Волею судьбы еще девочкой я стала свидетелем эпизода, который доказывает неосведомленность Рыкова и Томского о беседе Бухарина с Каменевым и тем самым исключает разговор о блоке. Уже тогда я часто бывала у Н. И. Однажды я застала его лежащим на диване в маленькой комнате рядом с кабинетом, осунувшимся, похудевшим и взволнованным.

— Как хорошо, что ты пришла, Ларочка (образовав имя от моей фамилии, так называл он меня в детстве; позже — Анюткой), мне совсем не радостно, на душе у меня кошки скребут и не дают покоя! Ты понимаешь меня? — И тут же сам ответил: — Нет, ты меня еще не Понимаешь, ты мала, как хорошо, что ты не можешь всего постигнуть.

— И не так уж я мала, — возразила я с обидой, — я многое понимаю.

К этому времени я уже прочла стенограммы Июльского пленума, стащив их украдкой из ящика письменного стола отца. Стенограммы пленумов издавались всегда в мягкой розовой обложке, на ней было написано «Строго секретно», что особенно располагало заглянуть в них. Вообще в те дни, насколько это было доступно пониманию в моем возрасте, я была в курсе происходящих событий.

Я всматривалась в лицо Н. И., совсем не такое, каким я привыкла его видеть — радостным, с лучезарной голубизной глаз; в эту минуту оно показалось мне серым, с померкшим взглядом. И тогда уже я поняла, что черные тучи нависли над его головой; одного я не понимала — какой гром грянет.

Не выдержав нервного напряжения, я расплакалась и, пытаясь объяснить свое состояние, проговорила:

— Мне жалко тебя очень, но я же ничем не могу помочь!

(Впоследствии Н. И. не раз вспоминал этот тяжелый момент и как я на него реагировала.)

Наступила короткая и грустная пауза, и вдруг Н. И. сказал:

— Не меня надо жалеть, Ларочка, а крестьян-мужиков.

Эти слова он произнес очень тихо, как будто сомневаясь, стоит ли вести такой разговор пусть и с близким, но очень юным человеком.

Не знаю, в каком направлении развивалась бы дальше беседа между сорокалетним Бухариным, относившимся ко мне с особой нежностью, и девочкой на пятнадцатом году жизни, тянувшейся к нему, как растение к солнцу.

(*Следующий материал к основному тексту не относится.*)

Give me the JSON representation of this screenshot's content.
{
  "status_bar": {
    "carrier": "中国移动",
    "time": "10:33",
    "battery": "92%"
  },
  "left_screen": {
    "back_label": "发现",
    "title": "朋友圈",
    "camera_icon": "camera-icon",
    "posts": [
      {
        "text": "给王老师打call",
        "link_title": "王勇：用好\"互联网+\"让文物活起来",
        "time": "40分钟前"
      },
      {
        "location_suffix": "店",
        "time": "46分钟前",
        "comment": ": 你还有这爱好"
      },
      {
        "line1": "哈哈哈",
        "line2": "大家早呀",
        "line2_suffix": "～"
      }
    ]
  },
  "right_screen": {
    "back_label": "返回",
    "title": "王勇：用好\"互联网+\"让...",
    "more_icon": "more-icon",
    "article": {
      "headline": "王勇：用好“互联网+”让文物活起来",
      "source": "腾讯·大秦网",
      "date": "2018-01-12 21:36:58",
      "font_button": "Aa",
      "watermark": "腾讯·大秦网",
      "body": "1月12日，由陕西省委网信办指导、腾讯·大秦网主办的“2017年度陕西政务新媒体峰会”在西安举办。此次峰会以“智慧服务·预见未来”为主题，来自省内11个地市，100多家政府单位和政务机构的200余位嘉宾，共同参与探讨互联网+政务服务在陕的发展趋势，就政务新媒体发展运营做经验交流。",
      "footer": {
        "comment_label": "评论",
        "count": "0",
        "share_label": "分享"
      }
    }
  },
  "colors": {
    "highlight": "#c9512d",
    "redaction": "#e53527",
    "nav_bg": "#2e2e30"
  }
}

Я еще не успела осмыслить последнюю фразу, как в комнату вбежал чрезвычайно взволнованный Рыков. Он сообщил, что от Сталина ему стало известно, будто Бухарин вел переговоры с Каменевым о заключении блока против Сталина, предварительно согласовав эти переговоры с ним, Рыковым, а также с Томским. Рыков заявил Сталину, что такого быть не могло и что это явная провокация. Тогда Сталин рассказал подробности беседы Н. И. с Каменевым: резкие выпады против Сталина и характеристику, данную Молотову.

Н. И. побледнел, руки и губы его дрожали.

— Значит, Каменев донес, подлец и предатель! — воскликнул потрясенный Бухарин. — Другим путем это не могло бы стать известно, встреча была случайной, под открытым небом, в Кремле, когда мы возвращались с пленума вместе с Сокольниковым, подслушивание разговора исключено.

Бухарин подтвердил свой разговор с Каменевым и во многом признал его содержание. Рыков был до такой степени разгневан, что спокойно говорить не мог. Он кричал, заикаясь больше, чем обычно[39].